London was a terrifyingly anonymous place to live in without friends. Those Chrissy had made at college had swiftly drifted away when she was forced to drop out of her teacher-training course and shoulder full-time care and responsibility for her little sister. In one gigantic bound, Chrissy had gone from teenage freedom to adult reality. She had grown up ten years in the first six months.
A succinct and unsuppressed swear word fell from his lips. ‘What are you planning to do this weekend?’ he demanded harshly. ‘Set up home on the street?’

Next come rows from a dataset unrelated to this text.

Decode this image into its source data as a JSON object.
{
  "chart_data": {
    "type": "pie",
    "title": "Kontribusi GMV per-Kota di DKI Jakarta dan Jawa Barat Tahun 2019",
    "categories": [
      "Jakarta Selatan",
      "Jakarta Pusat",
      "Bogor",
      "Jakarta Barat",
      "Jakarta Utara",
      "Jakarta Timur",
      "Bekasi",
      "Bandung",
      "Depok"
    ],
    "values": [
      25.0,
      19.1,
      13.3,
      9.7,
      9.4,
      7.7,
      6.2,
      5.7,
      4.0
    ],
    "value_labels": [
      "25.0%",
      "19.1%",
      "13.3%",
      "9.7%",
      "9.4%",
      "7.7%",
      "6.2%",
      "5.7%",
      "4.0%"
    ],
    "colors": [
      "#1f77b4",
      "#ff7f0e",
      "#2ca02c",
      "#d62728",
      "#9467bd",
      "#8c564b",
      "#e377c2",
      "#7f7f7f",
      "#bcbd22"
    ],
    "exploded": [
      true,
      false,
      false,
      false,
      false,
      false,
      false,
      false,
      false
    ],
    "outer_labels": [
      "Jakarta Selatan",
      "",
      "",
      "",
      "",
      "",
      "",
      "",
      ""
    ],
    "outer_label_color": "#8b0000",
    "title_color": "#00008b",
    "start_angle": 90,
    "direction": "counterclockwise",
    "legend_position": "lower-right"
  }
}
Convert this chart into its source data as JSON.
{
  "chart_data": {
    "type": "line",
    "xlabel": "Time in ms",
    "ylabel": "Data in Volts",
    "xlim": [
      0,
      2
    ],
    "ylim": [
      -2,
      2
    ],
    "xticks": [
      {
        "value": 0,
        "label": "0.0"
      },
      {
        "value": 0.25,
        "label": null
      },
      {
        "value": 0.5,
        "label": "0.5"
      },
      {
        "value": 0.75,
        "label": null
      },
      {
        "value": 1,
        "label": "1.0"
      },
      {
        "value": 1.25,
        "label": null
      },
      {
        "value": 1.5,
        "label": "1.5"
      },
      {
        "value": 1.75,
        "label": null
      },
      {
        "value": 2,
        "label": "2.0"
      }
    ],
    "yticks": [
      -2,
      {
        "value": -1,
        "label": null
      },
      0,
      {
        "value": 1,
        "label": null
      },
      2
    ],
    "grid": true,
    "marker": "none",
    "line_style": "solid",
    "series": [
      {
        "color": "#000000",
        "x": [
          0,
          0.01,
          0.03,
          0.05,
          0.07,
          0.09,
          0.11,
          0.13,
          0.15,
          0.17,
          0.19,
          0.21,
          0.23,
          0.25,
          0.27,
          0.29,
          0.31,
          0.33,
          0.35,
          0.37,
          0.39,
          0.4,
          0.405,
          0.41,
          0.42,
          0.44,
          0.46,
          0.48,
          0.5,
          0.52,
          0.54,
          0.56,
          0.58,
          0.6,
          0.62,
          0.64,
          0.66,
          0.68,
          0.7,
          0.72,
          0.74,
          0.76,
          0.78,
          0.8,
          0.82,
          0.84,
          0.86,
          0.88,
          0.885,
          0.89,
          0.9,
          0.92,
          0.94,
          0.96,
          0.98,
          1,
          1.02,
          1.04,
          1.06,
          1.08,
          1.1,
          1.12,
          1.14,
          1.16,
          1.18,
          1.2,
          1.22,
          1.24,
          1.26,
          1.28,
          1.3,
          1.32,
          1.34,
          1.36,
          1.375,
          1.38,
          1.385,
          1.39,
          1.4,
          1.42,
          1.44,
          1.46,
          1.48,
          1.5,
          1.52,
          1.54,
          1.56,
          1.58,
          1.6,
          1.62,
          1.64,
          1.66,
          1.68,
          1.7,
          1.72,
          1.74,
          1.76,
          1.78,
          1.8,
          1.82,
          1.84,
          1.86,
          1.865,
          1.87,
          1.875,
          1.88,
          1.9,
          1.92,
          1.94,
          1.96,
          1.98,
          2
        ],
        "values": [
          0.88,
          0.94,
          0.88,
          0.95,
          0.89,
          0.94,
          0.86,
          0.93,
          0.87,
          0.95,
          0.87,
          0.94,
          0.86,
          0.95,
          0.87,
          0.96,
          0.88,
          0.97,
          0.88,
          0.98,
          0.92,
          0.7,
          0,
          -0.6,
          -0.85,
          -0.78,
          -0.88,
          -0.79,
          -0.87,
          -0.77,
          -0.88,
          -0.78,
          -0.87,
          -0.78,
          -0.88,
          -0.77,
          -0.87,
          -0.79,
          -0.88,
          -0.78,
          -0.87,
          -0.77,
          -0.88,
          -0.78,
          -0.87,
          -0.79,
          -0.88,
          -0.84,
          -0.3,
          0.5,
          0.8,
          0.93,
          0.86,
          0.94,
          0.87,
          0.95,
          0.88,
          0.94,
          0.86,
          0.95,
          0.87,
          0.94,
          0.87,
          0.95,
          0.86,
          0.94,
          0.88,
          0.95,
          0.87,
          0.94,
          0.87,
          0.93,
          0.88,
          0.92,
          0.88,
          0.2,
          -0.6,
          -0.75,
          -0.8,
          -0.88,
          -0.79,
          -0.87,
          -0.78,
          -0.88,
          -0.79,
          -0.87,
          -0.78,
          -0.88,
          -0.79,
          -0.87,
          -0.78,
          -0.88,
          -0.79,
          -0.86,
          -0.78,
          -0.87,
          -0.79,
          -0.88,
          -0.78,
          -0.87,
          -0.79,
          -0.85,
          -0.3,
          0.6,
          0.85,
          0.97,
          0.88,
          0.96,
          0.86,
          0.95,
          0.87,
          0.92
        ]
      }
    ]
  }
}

‘We’ll manage,’ she muttered tightly.
‘Like you’re managing now?’ he derided cruelly. ‘Have you asked your father for help?’
‘I haven’t spoken to him in three years,’ she confided unsteadily. ‘He was f-furious when I moved in with Mum down here. He doesn’t know about Rosie and it wouldn’t make any difference if he did. As far as he’s concerned, I betrayed him when I went to Mum—’
‘Your brother? Your sister?’ Blaze cut in. ‘Surely one of them—?’
Chrissy vented a humourless laugh at the ridiculous idea of either Rory or Elaine taking up the cudgels on their behalf or even putting their hands into their pockets. Rory lived in California now with his wife and family and, just like Elaine, he had been appalled by what their mother had done. Neither had been willing to forgive Belle. Even when she was lying in Intensive Care, her life expectancy measured in hours, Elaine had refused Chrissy’s pleas for her to come down to London.
Chrissy had never got the chance to tell them about Rosie and, in any case, the revelation would only provoke horror and disgust. Rosie was Belle’s daughter by another man, the result of an illegal union that had made headlines for days in the tabloids when Dennis was arrested. After all, Belle hadn’t been the only woman he had deceived into a quick trip to the altar. There had been two others, neither of whom he had bothered to divorce.
‘I never got on that well with Dad anyway,’ Chrissy pointed out, eager to close the subject because she didn’t want to tell lies.
‘Who would?’ Blaze breathed with chilling hauteur. ‘He’d sell his granny to cannibals to make a fast buck.’